One of the main responsibilities of IT staff is to keep the company systems up and running, the success of which is commonly measured as percentage ‘uptime’. For the business uptime = money made and downtime = money lost; the aim is to get the uptime figure as close to 100% as possible. That figure is most commonly based on the response to tests, by network monitoring systems, on one or more specific servers or services. The weakness of this approach is that a network might have a server uptime of 99.99%, but the average uptime on a company PC may only be 85%. It's also possible to fall into the trap of obsessing about uptime when it's not as important as you might think. I take a more pragmatic approach, that downtime is only an issue if it effects the users of the system.
For most companies, it's more productive to expand the definition of ‘downtime’ to include ANY reduction in functionality on ANY system during operating hours. Now a truer picture of uptime appears (though the 100% target becomes even more impossible to reach). This is the approach I prefer to take, focusing a little wider on the organisation as a whole, rather than exclusively on the servers and their uptime.
Unfortunately it’s very difficult to measure uptime in such a holistic way, based on every server, switch, router, PC, printer or mobile device. Traditional network monitoring systems fall short of the task as the complexity of the functionality they would need to test is too great. Only a person can make an assessment of whether a system is 'up' or 'down'. For example, the PC may be up, Outlook may be running, and the mail server may be fine; but there is a permission error on a public folder so the user can't see what they need to see. For the user, THAT is downtime.

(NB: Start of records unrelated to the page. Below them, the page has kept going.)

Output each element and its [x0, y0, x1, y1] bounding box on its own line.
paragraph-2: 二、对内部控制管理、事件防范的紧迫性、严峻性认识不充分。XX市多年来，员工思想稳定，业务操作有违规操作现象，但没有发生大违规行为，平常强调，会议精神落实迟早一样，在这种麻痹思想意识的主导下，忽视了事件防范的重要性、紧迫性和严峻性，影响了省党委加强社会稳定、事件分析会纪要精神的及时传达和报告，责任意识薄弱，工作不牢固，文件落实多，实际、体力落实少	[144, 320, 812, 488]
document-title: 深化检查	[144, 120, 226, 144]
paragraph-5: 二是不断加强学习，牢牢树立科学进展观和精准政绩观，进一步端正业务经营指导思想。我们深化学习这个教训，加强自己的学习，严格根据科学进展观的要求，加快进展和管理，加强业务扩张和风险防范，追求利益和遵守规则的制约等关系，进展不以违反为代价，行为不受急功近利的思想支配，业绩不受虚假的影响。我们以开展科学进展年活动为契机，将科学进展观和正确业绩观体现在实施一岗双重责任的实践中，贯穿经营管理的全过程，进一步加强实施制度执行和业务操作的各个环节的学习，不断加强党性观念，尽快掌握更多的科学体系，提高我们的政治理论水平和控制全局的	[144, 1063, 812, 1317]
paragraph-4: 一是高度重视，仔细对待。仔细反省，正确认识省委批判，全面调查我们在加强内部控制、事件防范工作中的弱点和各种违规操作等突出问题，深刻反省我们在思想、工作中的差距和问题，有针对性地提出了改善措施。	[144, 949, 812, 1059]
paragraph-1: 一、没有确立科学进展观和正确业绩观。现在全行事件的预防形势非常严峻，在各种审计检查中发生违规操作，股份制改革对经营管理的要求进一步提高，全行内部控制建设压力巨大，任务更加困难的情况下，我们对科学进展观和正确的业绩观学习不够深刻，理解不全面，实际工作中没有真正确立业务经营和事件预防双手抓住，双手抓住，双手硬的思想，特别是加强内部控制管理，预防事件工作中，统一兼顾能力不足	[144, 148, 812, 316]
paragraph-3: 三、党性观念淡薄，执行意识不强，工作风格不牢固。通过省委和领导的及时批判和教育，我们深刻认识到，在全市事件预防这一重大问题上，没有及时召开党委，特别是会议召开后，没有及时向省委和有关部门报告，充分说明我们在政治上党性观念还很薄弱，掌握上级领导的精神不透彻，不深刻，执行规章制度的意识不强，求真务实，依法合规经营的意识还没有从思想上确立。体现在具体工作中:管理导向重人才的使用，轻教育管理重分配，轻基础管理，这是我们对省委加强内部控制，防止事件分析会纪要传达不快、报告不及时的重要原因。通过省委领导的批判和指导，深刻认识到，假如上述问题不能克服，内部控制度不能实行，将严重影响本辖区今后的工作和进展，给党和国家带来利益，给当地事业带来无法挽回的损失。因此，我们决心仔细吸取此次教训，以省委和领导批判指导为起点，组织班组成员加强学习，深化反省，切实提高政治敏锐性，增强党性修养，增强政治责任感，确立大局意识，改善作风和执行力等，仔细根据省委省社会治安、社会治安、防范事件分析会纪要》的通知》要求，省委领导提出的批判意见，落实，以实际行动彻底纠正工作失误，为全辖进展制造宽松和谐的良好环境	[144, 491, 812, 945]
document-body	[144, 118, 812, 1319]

An approach to get a better understanding of your total system performance is to use your helpdesk or other issue tracking system to track reported incidents and their impact. If you educate and encourage your users to record every issue they encounter, and you record how long it takes to resolve the problem, then you have a better picture of the real uptime of your network. That picture allows you to focus your resources on ALL causes of downtime, rather than the traditional priorities (server or component failure, power outages etc.)
Taking this approach will identify the causes of downtime which are often missed; poorly configured client software, incorrect permissions, user training etc. Focus on these issues, and you will increase the real uptime of your systems and ultimately the productivity of staff. It's not as conspicuous or immediately gratifying as a 99.99% uptime figure, but it's ultimately more meaningful!